In Review: 'Halloween Ends'
The overlong, uninspired conclusion to David Gordon Green's 'Halloween' revival ends the trilogy with a shrug.
Halloween Ends
Dir. David Gordon Green
111 min.
The three Halloween films directed by David Gordon Green have been loaded with Easter eggs referring back to the first films in the series and that tradition continues with this third entry, although not in the ways you might expect (and not all the way through to the end). Green’s previous film, Halloween Kills, paid homage to 1983’s Halloween III: Season of the Witch via some familiar-looking Halloween masks, but Halloween Ends, at least for awhile, appears to be paying tribute to that film’s spirit, which swerved away from Michael Myers and slashery for a different sort of story. Halloween Ends opens in the familiar, cursed surroundings of Haddonfield, Illinois but focuses on a Myers-adjacent story in which Corey (Rohan Campbell), a Haddonfield teen with a promising future ahead of him, makes the mistake of agreeing to babysit a bratty kid on Halloween night in 2019. The evening ends in disaster, leaving Corey a Haddonfield pariah as the film flashes forward to the present.
Elsewhere, repeat Michael Myers survivor Laurie Strode (Jamie Lee Curtis) seems to be doing quite well. She’s writing a book about her experiences, lives in a cute house with her granddaughter Allyson (Andi Matichak), has a kicky new haircut, and has even started flirting with Deputy Frank Hawkins (Will Patton). After watching some mean local teens bully Corey, she takes an interest in him and pushes him in Allyson’s direction, leading to an attraction with fatal consequences.
And where’s Michael Myers in all this? That falls into spoiler territory, but Halloween Ends’ willingness to confine him to the margins for as long as it does is one of several novel ideas that wind up being more interesting in theory than in execution. The film — co-scripted by Green, Danny McBride, Chris Bernier, and Paul Brad Logan — is interested in exploring the nature of evil and how it spreads, but the theme never takes root. That’s not for a lack of space. Much of the film is devoted to watching Corey dip into the dark side, but the film has such a bizarre conception of human psychology that any connection to actual behavior is remote at best. (He mostly appears to be in a trance.)
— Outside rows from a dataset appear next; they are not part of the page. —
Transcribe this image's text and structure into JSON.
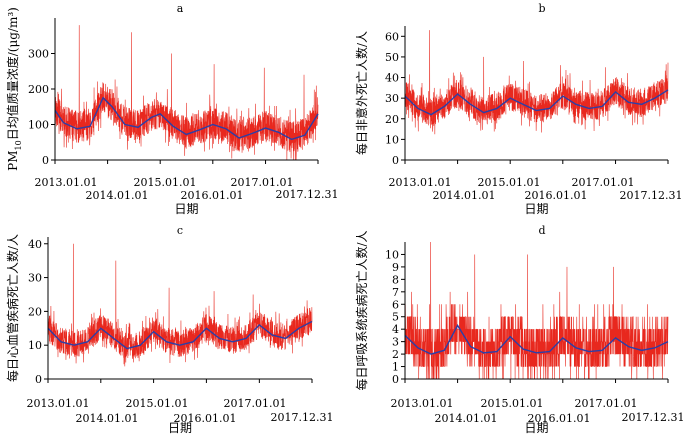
{
  "colors": {
    "raw_series": "#e8281e",
    "smooth_series": "#2b3fa8",
    "axis": "#000000"
  },
  "chart_data": [
    {
      "panel": "a",
      "type": "line",
      "ylabel_main": "PM",
      "ylabel_sub": "10",
      "ylabel_rest": "日均值质量浓度/(μg/m³)",
      "xlabel": "日期",
      "ylim": [
        0,
        400
      ],
      "yticks": [
        0,
        100,
        200,
        300
      ],
      "xlim": [
        "2013-01-01",
        "2017-12-31"
      ],
      "xticks": [
        "2013.01.01",
        "2014.01.01",
        "2015.01.01",
        "2016.01.01",
        "2017.01.01",
        "2017.12.31"
      ],
      "series": [
        {
          "style": "raw_daily",
          "baseline": 100,
          "amplitude": 28,
          "noise": 45,
          "peak_spikes": [
            380,
            360,
            300,
            270,
            260,
            240
          ]
        },
        {
          "style": "smoothed",
          "points": [
            [
              "2013-01-01",
              140
            ],
            [
              "2013-03-01",
              105
            ],
            [
              "2013-06-01",
              88
            ],
            [
              "2013-09-01",
              95
            ],
            [
              "2013-12-01",
              175
            ],
            [
              "2014-02-01",
              150
            ],
            [
              "2014-05-01",
              100
            ],
            [
              "2014-08-01",
              92
            ],
            [
              "2014-11-01",
              120
            ],
            [
              "2015-01-01",
              130
            ],
            [
              "2015-04-01",
              95
            ],
            [
              "2015-07-01",
              72
            ],
            [
              "2015-10-01",
              85
            ],
            [
              "2016-01-01",
              100
            ],
            [
              "2016-04-01",
              88
            ],
            [
              "2016-07-01",
              62
            ],
            [
              "2016-10-01",
              75
            ],
            [
              "2017-01-01",
              90
            ],
            [
              "2017-04-01",
              78
            ],
            [
              "2017-07-01",
              58
            ],
            [
              "2017-10-01",
              70
            ],
            [
              "2017-12-31",
              130
            ]
          ]
        }
      ]
    },
    {
      "panel": "b",
      "type": "line",
      "ylabel_main": "每日非意外死亡人数/人",
      "xlabel": "日期",
      "ylim": [
        0,
        65
      ],
      "yticks": [
        0,
        10,
        20,
        30,
        40,
        50,
        60
      ],
      "xlim": [
        "2013-01-01",
        "2017-12-31"
      ],
      "xticks": [
        "2013.01.01",
        "2014.01.01",
        "2015.01.01",
        "2016.01.01",
        "2017.01.01",
        "2017.12.31"
      ],
      "series": [
        {
          "style": "raw_daily",
          "baseline": 28,
          "amplitude": 4,
          "noise": 7,
          "peak_spikes": [
            63,
            50,
            48,
            46,
            45
          ]
        },
        {
          "style": "smoothed",
          "points": [
            [
              "2013-01-01",
              31
            ],
            [
              "2013-04-01",
              25
            ],
            [
              "2013-07-01",
              22
            ],
            [
              "2013-10-01",
              26
            ],
            [
              "2014-01-01",
              32
            ],
            [
              "2014-04-01",
              27
            ],
            [
              "2014-07-01",
              23
            ],
            [
              "2014-10-01",
              25
            ],
            [
              "2015-01-01",
              30
            ],
            [
              "2015-04-01",
              27
            ],
            [
              "2015-07-01",
              24
            ],
            [
              "2015-10-01",
              25
            ],
            [
              "2016-01-01",
              31
            ],
            [
              "2016-04-01",
              27
            ],
            [
              "2016-07-01",
              25
            ],
            [
              "2016-10-01",
              26
            ],
            [
              "2017-01-01",
              33
            ],
            [
              "2017-04-01",
              28
            ],
            [
              "2017-07-01",
              27
            ],
            [
              "2017-10-01",
              30
            ],
            [
              "2017-12-31",
              34
            ]
          ]
        }
      ]
    },
    {
      "panel": "c",
      "type": "line",
      "ylabel_main": "每日心血管疾病死亡人数/人",
      "xlabel": "日期",
      "ylim": [
        0,
        42
      ],
      "yticks": [
        0,
        10,
        20,
        30,
        40
      ],
      "xlim": [
        "2013-01-01",
        "2017-12-31"
      ],
      "xticks": [
        "2013.01.01",
        "2014.01.01",
        "2015.01.01",
        "2016.01.01",
        "2017.01.01",
        "2017.12.31"
      ],
      "series": [
        {
          "style": "raw_daily",
          "baseline": 12,
          "amplitude": 3,
          "noise": 4,
          "peak_spikes": [
            40,
            35,
            27,
            26,
            25
          ]
        },
        {
          "style": "smoothed",
          "points": [
            [
              "2013-01-01",
              15
            ],
            [
              "2013-04-01",
              11
            ],
            [
              "2013-07-01",
              10
            ],
            [
              "2013-10-01",
              11
            ],
            [
              "2014-01-01",
              15
            ],
            [
              "2014-04-01",
              12
            ],
            [
              "2014-07-01",
              9
            ],
            [
              "2014-10-01",
              10
            ],
            [
              "2015-01-01",
              14
            ],
            [
              "2015-04-01",
              11
            ],
            [
              "2015-07-01",
              10
            ],
            [
              "2015-10-01",
              11
            ],
            [
              "2016-01-01",
              15
            ],
            [
              "2016-04-01",
              12
            ],
            [
              "2016-07-01",
              11
            ],
            [
              "2016-10-01",
              12
            ],
            [
              "2017-01-01",
              16
            ],
            [
              "2017-04-01",
              13
            ],
            [
              "2017-07-01",
              12
            ],
            [
              "2017-10-01",
              15
            ],
            [
              "2017-12-31",
              17
            ]
          ]
        }
      ]
    },
    {
      "panel": "d",
      "type": "line",
      "ylabel_main": "每日呼吸系统疾病死亡人数/人",
      "xlabel": "日期",
      "ylim": [
        0,
        11
      ],
      "yticks": [
        0,
        1,
        2,
        3,
        4,
        5,
        6,
        7,
        8,
        9,
        10
      ],
      "xlim": [
        "2013-01-01",
        "2017-12-31"
      ],
      "xticks": [
        "2013.01.01",
        "2014.01.01",
        "2015.01.01",
        "2016.01.01",
        "2017.01.01",
        "2017.12.31"
      ],
      "series": [
        {
          "style": "raw_daily_integer",
          "baseline": 3,
          "amplitude": 0.8,
          "noise": 2,
          "peak_spikes": [
            11,
            10,
            10,
            9,
            9
          ]
        },
        {
          "style": "smoothed",
          "points": [
            [
              "2013-01-01",
              3.5
            ],
            [
              "2013-04-01",
              2.5
            ],
            [
              "2013-07-01",
              2.0
            ],
            [
              "2013-10-01",
              2.3
            ],
            [
              "2014-01-01",
              4.3
            ],
            [
              "2014-04-01",
              2.6
            ],
            [
              "2014-07-01",
              2.1
            ],
            [
              "2014-10-01",
              2.2
            ],
            [
              "2015-01-01",
              3.4
            ],
            [
              "2015-04-01",
              2.4
            ],
            [
              "2015-07-01",
              2.1
            ],
            [
              "2015-10-01",
              2.2
            ],
            [
              "2016-01-01",
              3.3
            ],
            [
              "2016-04-01",
              2.5
            ],
            [
              "2016-07-01",
              2.2
            ],
            [
              "2016-10-01",
              2.3
            ],
            [
              "2017-01-01",
              3.3
            ],
            [
              "2017-04-01",
              2.6
            ],
            [
              "2017-07-01",
              2.3
            ],
            [
              "2017-10-01",
              2.5
            ],
            [
              "2017-12-31",
              3.0
            ]
          ]
        }
      ]
    }
  ]
}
In the end, all the Corey business proves to be preamble anyway, less the notable departure it seems at first than a way to kill time before getting to the inevitable Laurie/Michael showdown Green’s trilogy has been promising from the start. The big scene, and the kills leading up to it, are executed with the same flair and technical polish as Halloween Ends’ two immediate predecessors, which might be all that’s left to do with these characters, this setting, and that famous mask. Maybe that’s enough, but it’s hard not to wish for more. —Keith Phipps
Halloween Ends is now playing in theaters everywhere.
Looking forward to HALLOWEEN DESERVES BETTER
The DGG Dream Team lifted the weirdest idea from Jason Goes To Hell: The Final Friday and didn't make it weirder. I don't know if that's for the best, or worst, here.